Rising waters of rivers and creeks have flooded low-lying fields and properties in parts of eastern Iowa for days, and officials in Cedar Rapids urged about 10,000 people to leave their homes and businesses in the city ahead of Tuesday's crest.
The spillover of the Cedar River, the worst Cedar Rapids has witnessed since 2008, comes on the heels of a fatal Wisconsin flood after heavy rains hit the area last week.
Cedar Rapids city workers, contractors, volunteers and National Guard troops had hastily erected a system of temporary walls, levees and 250,000 sandbags around the city over the weekend -- and it appeared to be holding, officials said Tuesday.
Some streets and basements close to the river still will flood, in part because of water backing up from an overwhelmed sewer system, Public Works Director Jan Winter said.
Crews spent Monday night into Tuesday morning repairing minor barrier leaks and pumping water out of some areas. Officials seemed optimistic the city would avoid major losses as the river receded Tuesday.
"We'll know at the end of this day how successful we've been in this most critical time in our community's flood recovery effort," Cedar Rapids Mayor Ron Corbett said.
From 8 p.m. Monday to 7 a.m. Tuesday, residents faced a curfew restricting their access
around Cedar Rapids. According to police Chief Wayne Jerman, the curfew will likely remain in effect every night until the Cedar River's levels have receded to a comfortable level.
Greg Buelow, Cedar Rapids' public safety coordinator, said city employees and volunteers had tried to mitigate damage from the flooding. Last weekend volunteers pitched in to help lay sandbags and clear out the first floor of Taylor Elementary School.
However, Fire Chief Mark English warned that people still were under significant risk if they did not abandon the area.
According to CNN affiliate KGAN-TV, rescuers already saved one woman who got swept away in the floodwaters Monday.
"Stay out of the water, please. Stay out of the evacuated area," English said Tuesday. "The battle is not over. ... That means heeding these warnings."
Around Cedar Rapids, the Iowa National Guard had deployed more than 400 soldiers who are there to help people leave their neighborhoods and make it to evacuation points, Col. Greg Hapgood said. Residents were advised to pack their belongings, medications and personal ID before leaving their homes.

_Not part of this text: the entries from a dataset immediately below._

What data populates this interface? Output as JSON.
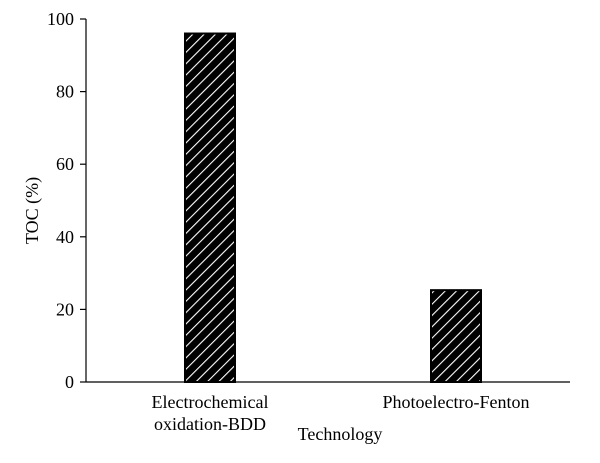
{
  "chart_data": {
    "type": "bar",
    "categories": [
      "Electrochemical oxidation-BDD",
      "Photoelectro-Fenton"
    ],
    "category_lines": [
      [
        "Electrochemical",
        "oxidation-BDD"
      ],
      [
        "Photoelectro-Fenton"
      ]
    ],
    "values": [
      96,
      25.3
    ],
    "xlabel": "Technology",
    "ylabel": "TOC (%)",
    "ylim": [
      0,
      100
    ],
    "yticks": [
      "0",
      "20",
      "40",
      "60",
      "80",
      "100"
    ],
    "grid": false,
    "bar_fill": "diagonal-hatch",
    "colors": {
      "bar_fill": "#000000",
      "hatch": "#ffffff",
      "axis": "#000000"
    }
  }
}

For those who chose to stay, the Iowa Red Cross has opened two shelters, where they intend to accept residents in need.
Interstate 80 still remains open to motorists. The Iowa Department of Transportation planned to monitor closely for flooding.
Facing the flood
Over three days last week, upward of 10 inches of rain pummeled parts of eastern Iowa and western Wisconsin, CNN meteorologist Allison Chinchar said.
One Wisconsin resident died after a mudslide destroyed a home, according to CNN affiliate WEAU-TV
. Another person lost his life after attempting to drive through floodwaters close to his home, the station reported.

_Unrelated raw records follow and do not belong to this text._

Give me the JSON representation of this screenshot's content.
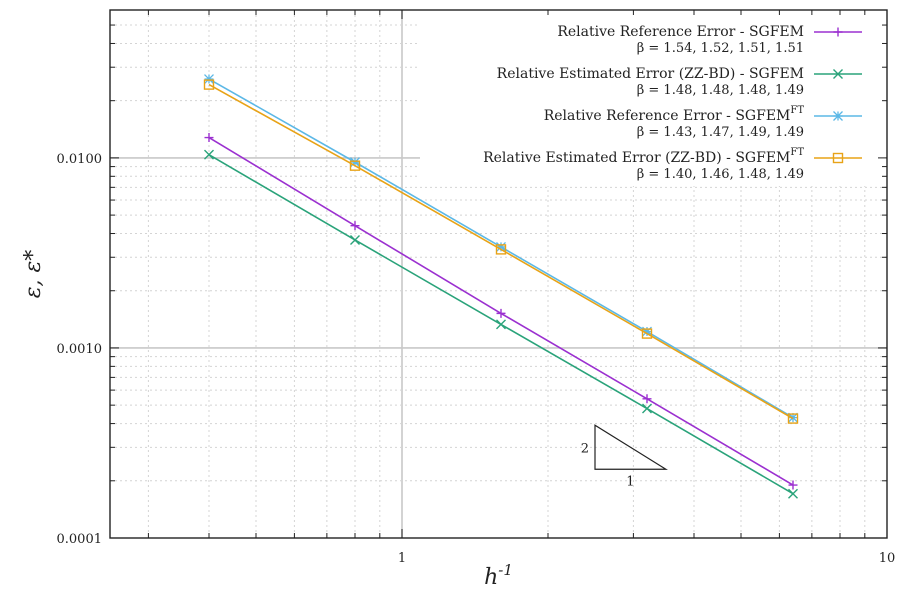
{
  "chart_data": {
    "type": "line",
    "title": "",
    "xlabel": "h^{-1}",
    "ylabel": "ε, ε*",
    "xscale": "log",
    "yscale": "log",
    "xlim": [
      0.25,
      10
    ],
    "ylim": [
      0.0001,
      0.06
    ],
    "x_tick_labels": [
      {
        "value": 1,
        "label": "1"
      },
      {
        "value": 10,
        "label": "10"
      }
    ],
    "y_tick_labels": [
      {
        "value": 0.0001,
        "label": "0.0001"
      },
      {
        "value": 0.001,
        "label": "0.0010"
      },
      {
        "value": 0.01,
        "label": "0.0100"
      }
    ],
    "grid": "minor dotted, major solid",
    "legend_position": "top-right",
    "x": [
      0.4,
      0.8,
      1.6,
      3.2,
      6.4
    ],
    "series": [
      {
        "name": "Relative Reference Error - SGFEM",
        "beta": "β = 1.54, 1.52, 1.51, 1.51",
        "color": "#9b30d0",
        "marker": "plus",
        "values": [
          0.0128,
          0.0044,
          0.00152,
          0.00054,
          0.00019
        ]
      },
      {
        "name": "Relative Estimated Error (ZZ-BD) - SGFEM",
        "beta": "β = 1.48, 1.48, 1.48, 1.49",
        "color": "#2aa37a",
        "marker": "cross",
        "values": [
          0.0104,
          0.0037,
          0.00133,
          0.00048,
          0.000171
        ]
      },
      {
        "name": "Relative Reference Error - SGFEM",
        "name_sup": "FT",
        "beta": "β = 1.43, 1.47, 1.49, 1.49",
        "color": "#5cb8e6",
        "marker": "star",
        "values": [
          0.026,
          0.0095,
          0.0034,
          0.00122,
          0.00043
        ]
      },
      {
        "name": "Relative Estimated Error (ZZ-BD) - SGFEM",
        "name_sup": "FT",
        "beta": "β = 1.40, 1.46, 1.48, 1.49",
        "color": "#e8a317",
        "marker": "square",
        "values": [
          0.0243,
          0.0091,
          0.0033,
          0.00119,
          0.000425
        ]
      }
    ],
    "slope_triangle": {
      "rise_label": "2",
      "run_label": "1",
      "x_start": 2.5,
      "x_end": 3.5,
      "y_base": 0.00023
    }
  }
}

Because of the flooding, Wisconsin Gov. Scott Walker declared disaster emergencies for 13 counties, a move that would loosen up cash from the state's coffers for the response effort.
Iowa Gov. Terry Branstad took similar action in an effort to help other cities affected by the flood. During a visit to Clarksville, he watched people lay 180,000 sandbags and 4,300 linear feet of flood barriers, all of which was delivered by the Iowa Department of Homeland Security and Emergency Management.

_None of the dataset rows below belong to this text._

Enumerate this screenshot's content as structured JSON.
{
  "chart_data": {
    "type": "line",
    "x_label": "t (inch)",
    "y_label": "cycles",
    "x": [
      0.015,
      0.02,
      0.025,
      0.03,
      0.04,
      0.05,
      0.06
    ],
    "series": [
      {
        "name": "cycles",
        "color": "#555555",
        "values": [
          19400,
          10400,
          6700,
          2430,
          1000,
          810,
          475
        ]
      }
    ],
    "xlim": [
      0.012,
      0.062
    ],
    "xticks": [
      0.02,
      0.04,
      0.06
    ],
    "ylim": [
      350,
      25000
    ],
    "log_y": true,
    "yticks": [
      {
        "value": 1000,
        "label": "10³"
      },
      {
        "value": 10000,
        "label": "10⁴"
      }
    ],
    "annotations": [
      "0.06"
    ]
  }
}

In addition, several other Iowa cities including Charles City and Waterloo remain on edge in the face of potential flooding.
The National Weather Service has already extended flood warnings through Sunday.
Residents such as Heidi McKay, whose family was around for Cedar Rapids' worst flood back in 2008, aren't taking chances.
"We're better prepared now," McKay told KGAN. "We decided that, no matter what, we were taking everything this time. We were not going to put anything upstairs. It was all coming out."